10.13.2008

a day like today

Jack and Henry run to the swings first. "Bob the Builder, can he fix it? Yes he CAN!" They sing, so loudly that they don't hear when I tell them it's "Bob le Bricoleur..." They tell me to push them, but I don't because they can go themselves, and Juliette wants me to lift her so she can see the chickens. "Bonjour les poules," she says as we watch the chickens cluck, flap their wings, and waddle aimlessly. Pierre bought a rooster and it won't stop cocka-doodle-dooing. "Push me Kendra!" Jack cries. I tell him to say S'il te plait, and he does. With a perfect accent even. So, I push him as high as the swing goes, and sit down on the bench. Then it's Henry, then Jack again. "S'il te plait will you push me?" I tell them no. "je ne vais pas vous pousser toute la journee!" And so it goes.
I sit down on the bench and watch as Delphine sends a toy dump truck down the slide. "Delphine, on ne met pas de jouets dans le toboggan." Elle descend and retrieves the dump truck from where it has landed in a heap with other toys. She comes to me, her purple hood pulled tight. "kendra, je veux faire papillon." She wants to go butterfly on the swing. By now, Jack and Henry are busliy digging a hole beneath the wood chips, and even though Pierre would have a fit if he saw them doing it, I let it go. They're only digging a hole, after all. I plop Delphine on my lap so that she is facing me; her legs going opposite mine. We look like a butterfly. A papillon. We start swinging and Delphine tells me we're flying. Comme un papillon. She would do this all day if she could, but she can't because Juliette wants a turn. "Moi aussi, je veux faire papillon, " she tells me. I trade Delphine for Juliette and start flying again. But Juliette seems to think we're fairies because she asks me to sing the fairy song. And so, I do. "White choral bells upon a slender stock..." "Encore," she says. But, that is enough, I tell her. "The bunny song, then?" She thinks I am a jukebox.

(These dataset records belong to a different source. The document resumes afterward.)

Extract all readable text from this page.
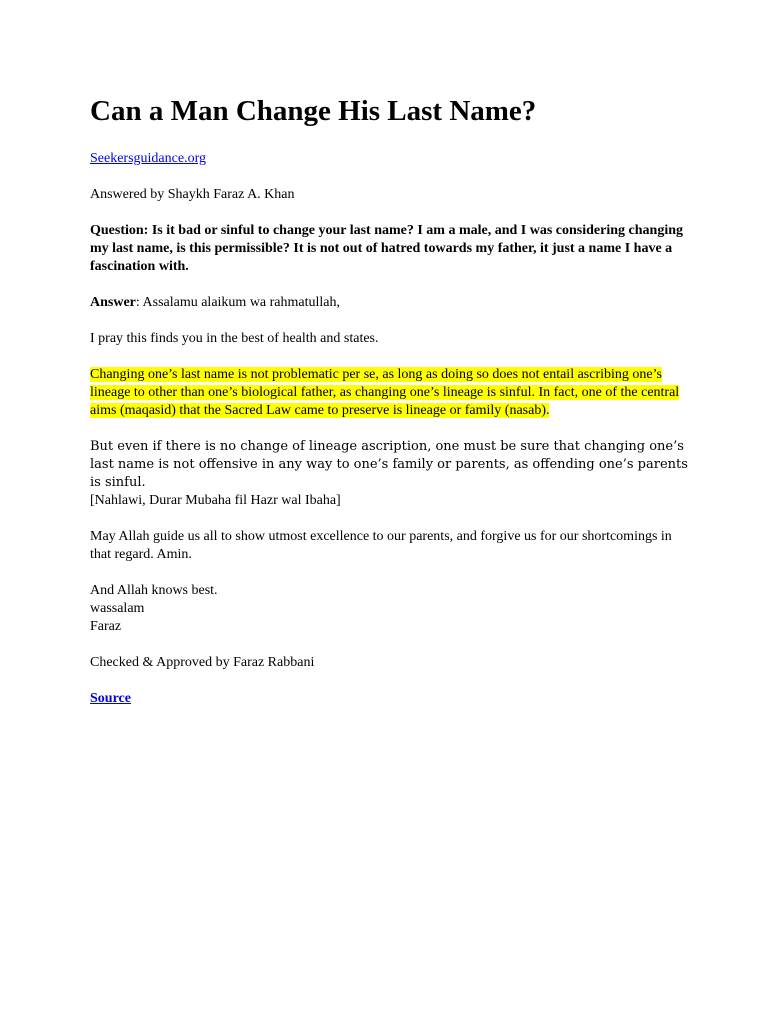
Can a Man Change His Last Name?

Seekersguidance.org

Answered by Shaykh Faraz A. Khan

Question: Is it bad or sinful to change your last name? I am a male, and I was considering changing my last name, is this permissible? It is not out of hatred towards my father, it just a name I have a fascination with.

Answer: Assalamu alaikum wa rahmatullah,

I pray this finds you in the best of health and states.

Changing one’s last name is not problematic per se, as long as doing so does not entail ascribing one’s lineage to other than one’s biological father, as changing one’s lineage is sinful. In fact, one of the central aims (maqasid) that the Sacred Law came to preserve is lineage or family (nasab).

But even if there is no change of lineage ascription, one must be sure that changing one’s last name is not offensive in any way to one’s family or parents, as offending one’s parents is sinful.
[Nahlawi, Durar Mubaha fil Hazr wal Ibaha]

May Allah guide us all to show utmost excellence to our parents, and forgive us for our shortcomings in that regard. Amin.

And Allah knows best.
wassalam
Faraz

Checked & Approved by Faraz Rabbani

Source
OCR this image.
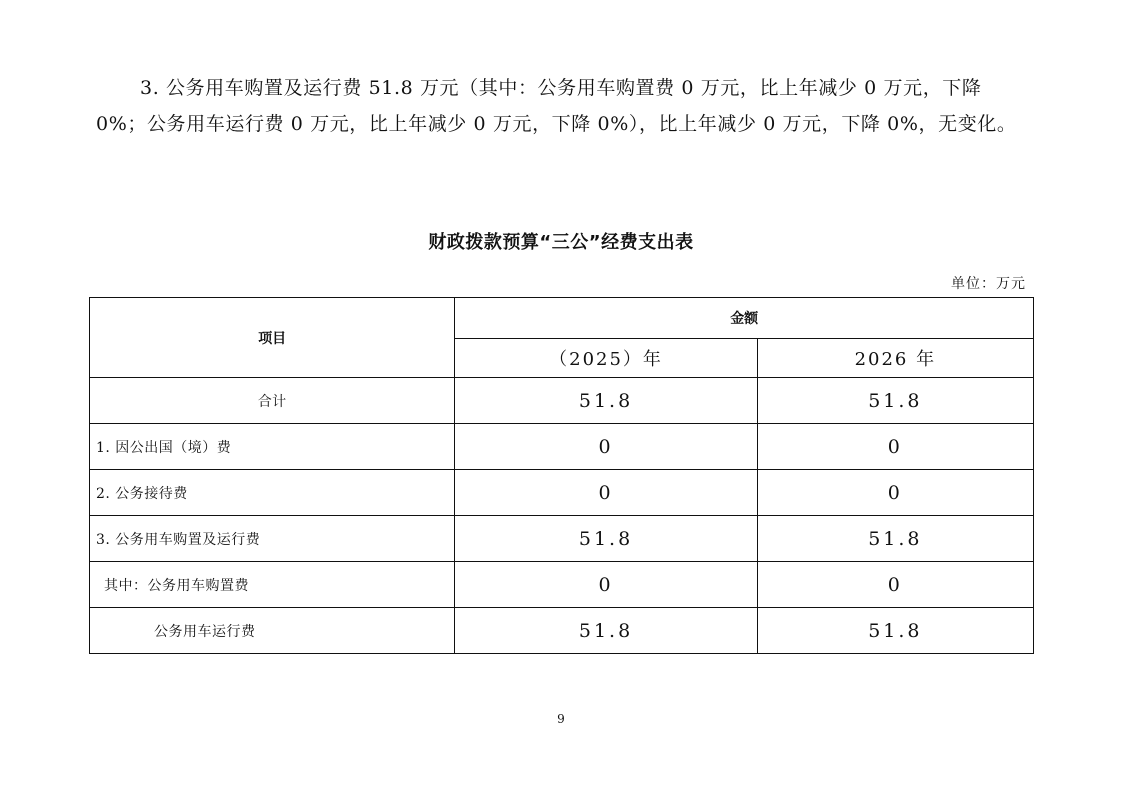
3. 公务用车购置及运行费 51.8 万元（其中：公务用车购置费 0 万元，比上年减少 0 万元，下降 0%；公务用车运行费 0 万元，比上年减少 0 万元，下降 0%），比上年减少 0 万元，下降 0%，无变化。

财政拨款预算“三公”经费支出表
单位：万元
项目	金额	
	（2025）年	2026 年
合计	51.8	51.8
1. 因公出国（境）费	0	0
2. 公务接待费	0	0
3. 公务用车购置及运行费	51.8	51.8
其中：公务用车购置费	0	0
公务用车运行费	51.8	51.8
9
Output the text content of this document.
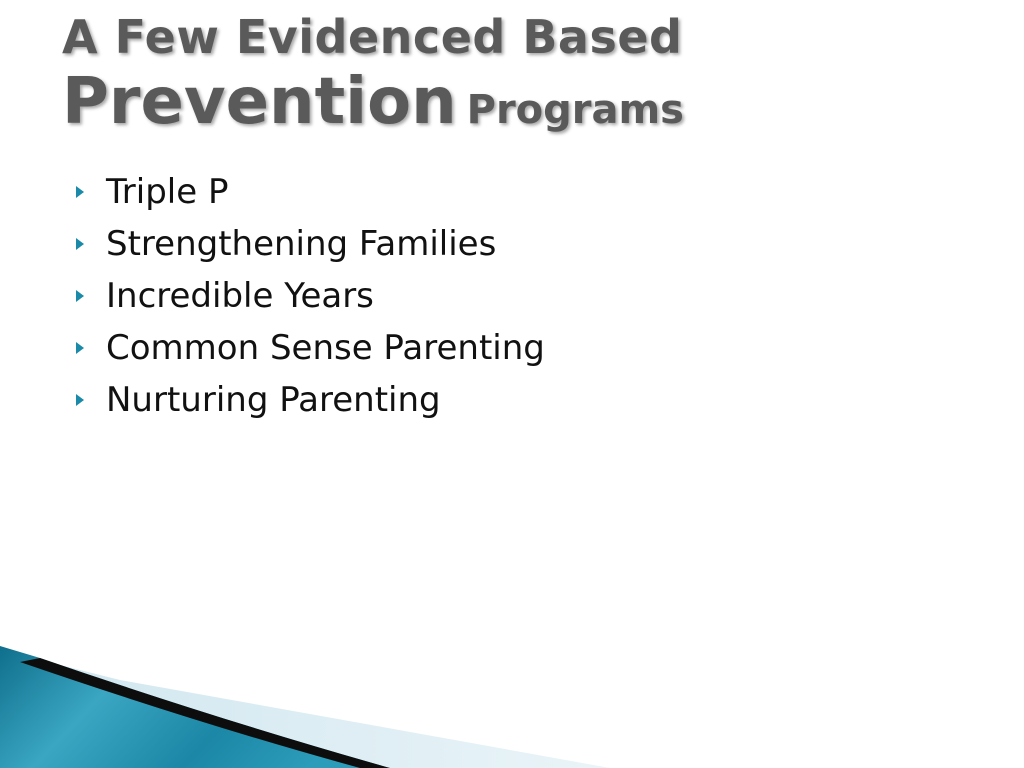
A Few Evidenced Based
Prevention Programs
Triple P
Strengthening Families
Incredible Years
Common Sense Parenting
Nurturing Parenting
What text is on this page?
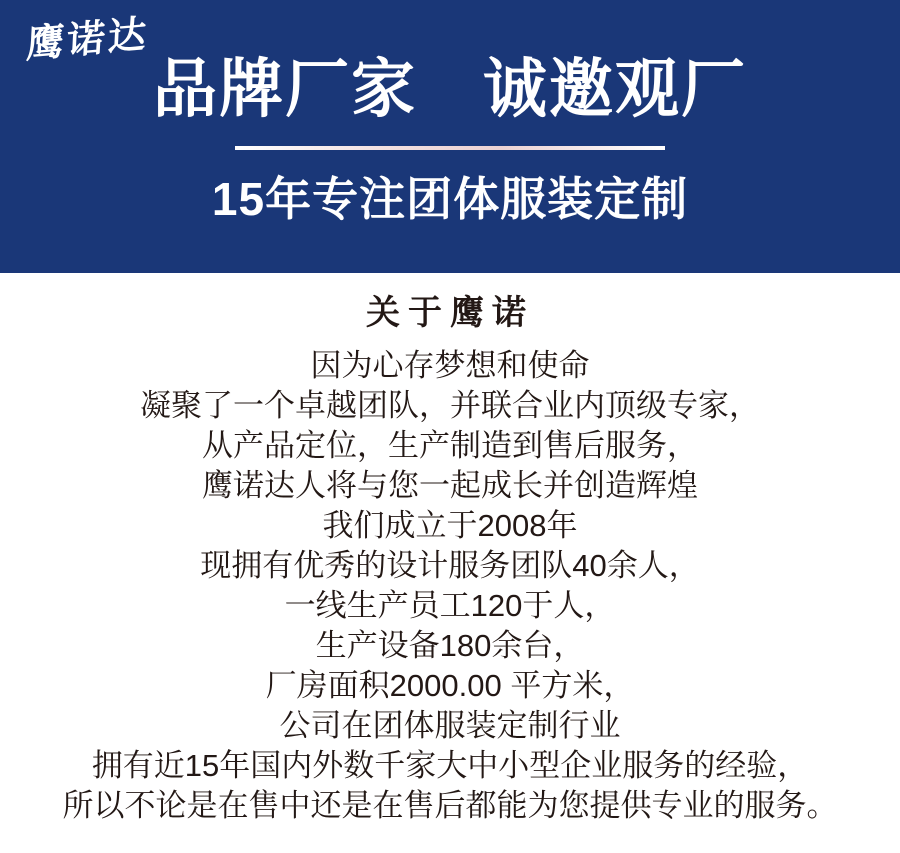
鹰诺达
品牌厂家　诚邀观厂
15年专注团体服装定制
关于鹰诺

因为心存梦想和使命

凝聚了一个卓越团队，并联合业内顶级专家，

从产品定位，生产制造到售后服务，

鹰诺达人将与您一起成长并创造辉煌

我们成立于2008年

现拥有优秀的设计服务团队40余人，

一线生产员工120于人，

生产设备180余台，

厂房面积2000.00 平方米，

公司在团体服装定制行业

拥有近15年国内外数千家大中小型企业服务的经验，

所以不论是在售中还是在售后都能为您提供专业的服务。
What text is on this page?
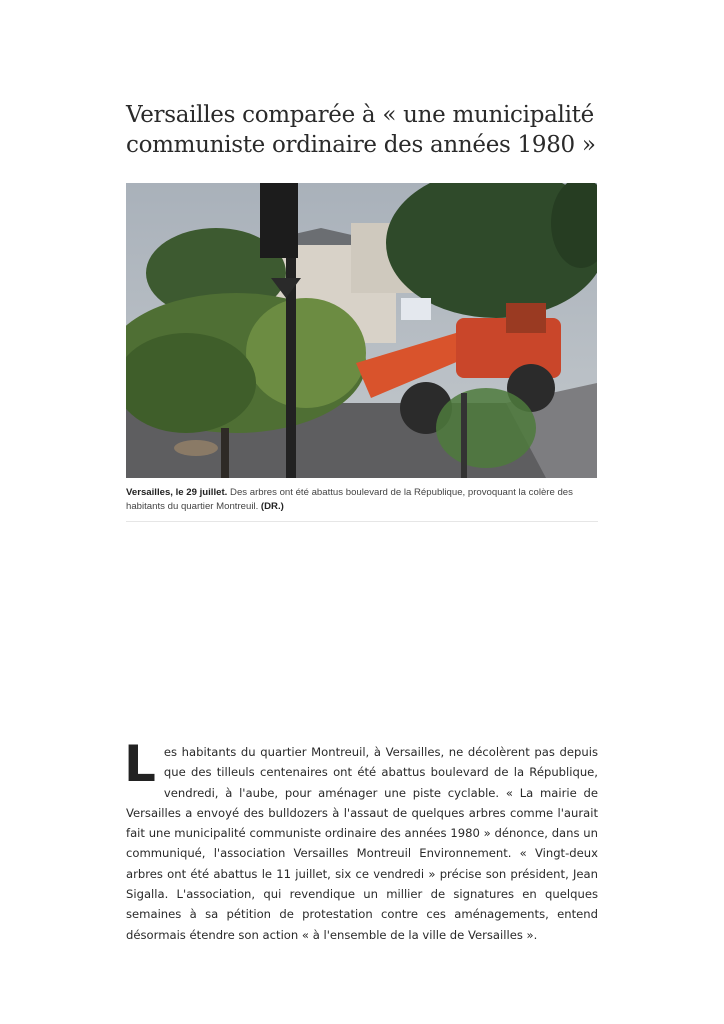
Versailles comparée à « une municipalité communiste ordinaire des années 1980 »
Versailles, le 29 juillet. Des arbres ont été abattus boulevard de la République, provoquant la colère des habitants du quartier Montreuil. (DR.)

Les habitants du quartier Montreuil, à Versailles, ne décolèrent pas depuis que des tilleuls centenaires ont été abattus boulevard de la République, vendredi, à l'aube, pour aménager une piste cyclable. « La mairie de Versailles a envoyé des bulldozers à l'assaut de quelques arbres comme l'aurait fait une municipalité communiste ordinaire des années 1980 » dénonce, dans un communiqué, l'association Versailles Montreuil Environnement. « Vingt-deux arbres ont été abattus le 11 juillet, six ce vendredi » précise son président, Jean Sigalla. L'association, qui revendique un millier de signatures en quelques semaines à sa pétition de protestation contre ces aménagements, entend désormais étendre son action « à l'ensemble de la ville de Versailles ».
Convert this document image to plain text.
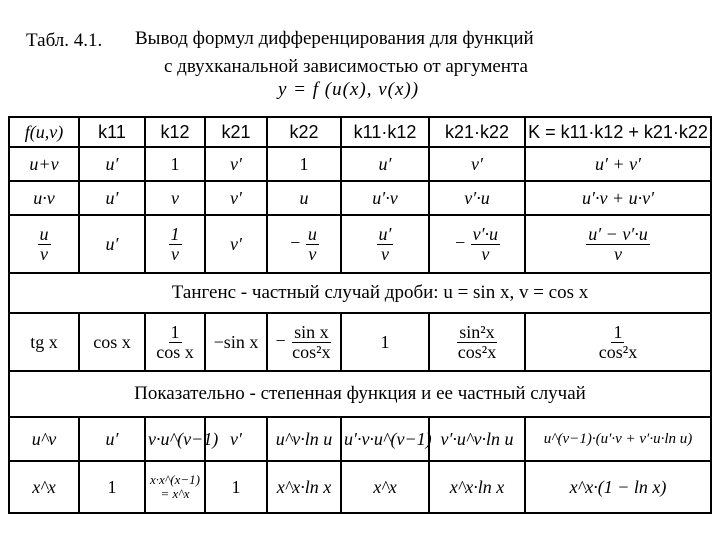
Табл. 4.1. Вывод формул дифференцирования для функций
с двухканальной зависимостью от аргумента
y = f (u(x), v(x))
f(u,v)	k11	k12	k21	k22	k11·k12	k21·k22	K = k11·k12 + k21·k22
u+v	u′	1	v′	1	u′	v′	u′ + v′
u·v	u′	v	v′	u	u′·v	v′·u	u′·v + u·v′

$\frac{u}{v}$	u′	$\frac{1}{v}$	v′	− $\frac{u}{v}$	$\frac{u'}{v}$	− $\frac{v'\cdot u}{v}$	$\frac{u' - v'\cdot u}{v}$

Тангенс - частный случай дроби: u = sin x, v = cos x							
tg x	cos x	$\frac{1}{\text{cos x}}$	−sin x	− $\frac{\text{sin x}}{\text{cos²x}}$	1	$\frac{\text{sin²x}}{\text{cos²x}}$	$\frac{1}{\text{cos²x}}$

Показательно - степенная функция и ее частный случай							

u^v	u′	v·u^(v−1)	v′	u^v·ln u	u′·v·u^(v−1)	v′·u^v·ln u	u^(v−1)·(u′·v + v′·u·ln u)
x^x	1	x·x^(x−1) = x^x	1	x^x·ln x	x^x	x^x·ln x	x^x·(1 − ln x)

I get off the swing and take a sip of my cooling coffee. "Tu bois du cafe?" Juliette asks. "oui." She wants to see it and I tell her it's just coffee. But she really wants to see it, or drink it, I'm not sure which, so I take the lid off and she sticks her nose inside. Smells. "Pourquoi?" "Why do I drink it, you mean?" "Because I like it. "Mon papa, il aime ca." She points to my coffee. "Your dad likes coffee hhuh?" "oui, il aime ca." This is important stuff, I guess, because Juliette launches into narration mode as she tells me everything her dad likes to eat. Les tomates, le fromage, the list goes on. I listen intently because I can't get enough of this 3-year old French littered with hand gestures and commes ca(s).